Check out my new community: !tech_memes@lemmy.world
Ah yes, those precious precious CPU cycles. Why spend one hour writing a python program that runs for five minutes, if you could spend three days writing it in C++ but it would finish in five seconds. Way more efficient!
exactly! i prefer python or ruby or even java MUCH more than assembly and maybe C
I mean, I’d say it depends on what you do. When I see grad students writing numeric simulations in python I do think that it would be more efficient to learn a language that is better suited for that. And I know I’ll be triggering many people now, but there is a reason why C and Fortran are still here.
But if it is for something small, yeah of course, use whatever you like. I do most of my stuff in R and R is a lot of things, but not fast.
Because when it is to actually get paid work done, all the bloat adds up and that 3 days upfront could shave weeks/months of your yearly tasks. XKCD has a topic abut how much time you can spend on a problem before effort outweighs productivity gains. If the tasks are daily or hourly you can actually spend a lot of time automating for payback
And note this is one instance of task, imagine a team of people all using your code to do the task, and you get a quicker ROI or you can multiply dev time by people
You can write perfectly well structured and maintainable code in Python and still be more productive than in other languages.
This site has good benchmarking of unoptimized and optimized code for several languages. C+ blows Python away. https://benchmarksgame-team.pages.debian.net/benchmarksgame/index.html
SDLC can be made to be inefficient to maximize billable hours, but that doesn’t mean the software is inherently badly architected. It could just have a lot of unnecessary boilerplate that you could optimize out, but it’s soooooo hard to get tech debt prioritized on the road map.

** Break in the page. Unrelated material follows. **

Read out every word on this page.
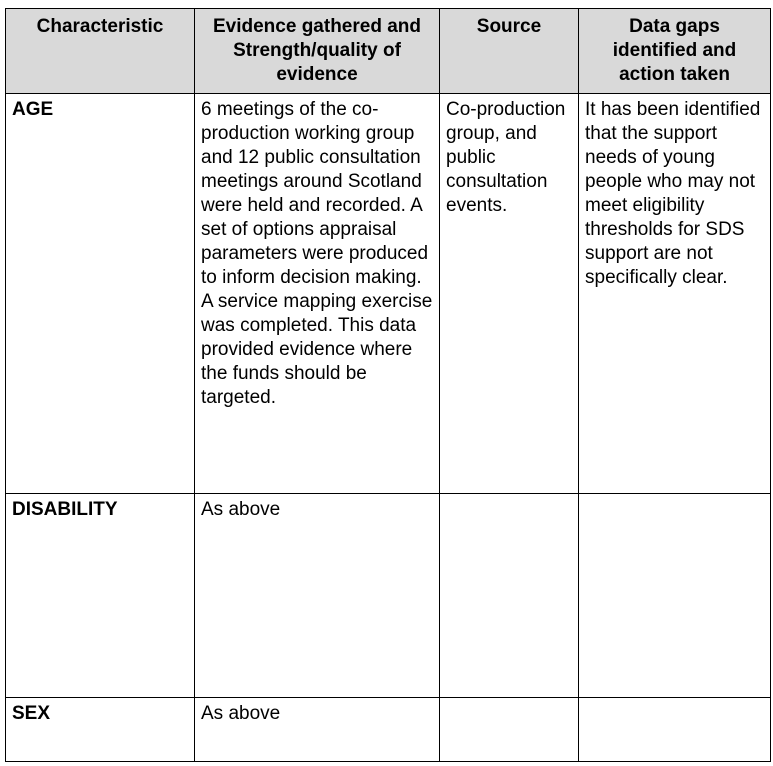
Characteristic	Evidence gathered and Strength/quality of evidence	Source	Data gaps identified and action taken
AGE	6 meetings of the co-production working group and 12 public consultation meetings around Scotland were held and recorded. A set of options appraisal parameters were produced to inform decision making. A service mapping exercise was completed. This data provided evidence where the funds should be targeted.	Co-production group, and public consultation events.	It has been identified that the support needs of young people who may not meet eligibility thresholds for SDS support are not specifically clear.
DISABILITY	As above		
SEX	As above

Killing you own velocity can be done intelligently, it’s just that most teams aren’t killing their own velocity because they’re competent, they’re doing it because they’re incompetent.

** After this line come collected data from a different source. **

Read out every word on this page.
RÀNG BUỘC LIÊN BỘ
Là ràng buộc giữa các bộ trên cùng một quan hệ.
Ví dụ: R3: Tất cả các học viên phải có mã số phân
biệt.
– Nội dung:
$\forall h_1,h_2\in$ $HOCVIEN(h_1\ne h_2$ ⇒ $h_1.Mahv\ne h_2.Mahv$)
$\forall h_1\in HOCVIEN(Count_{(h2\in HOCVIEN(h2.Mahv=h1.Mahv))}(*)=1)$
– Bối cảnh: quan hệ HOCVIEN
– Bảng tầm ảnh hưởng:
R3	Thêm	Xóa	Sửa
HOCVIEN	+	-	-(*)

And note this is one instance of task, imagine a team of people all using your code to do the task, and you get a quicker ROI or you can multiply dev time by people
In practice, is only quicker ROI if your maintenance plan is nonexistent.
That also goes to show why to not waste 3 days to shave 2 seconds off a program that gets run once a week.
“bloat” is just short for “your computer sucks”.
Dump your peasant tier shit and go fill up that 42U rack.
Tbh this all seems to be related to following principles like Solid or following software design patterns. There’s a few articles about CUPID, SOLID performance hits, etc
- it all suggests that following software design patterns cost about a decade of hardware progress.
Absolutely not lol.
If SOLID is causing you performance problems, it’s likely completely solvable.
Most companies throwing out shitty software have engineers who couldn’t tell you what SOLID is without looking it up.
Most people who use this line of reasoning don’t have an actual understanding of how often patterns are applied or misapplied in the industry and why.
SOLID might be a bottle neck for software that needs to be real-time compliant with stable jitter and ultra-low latency, the vast majority of apps are just spaghetti code.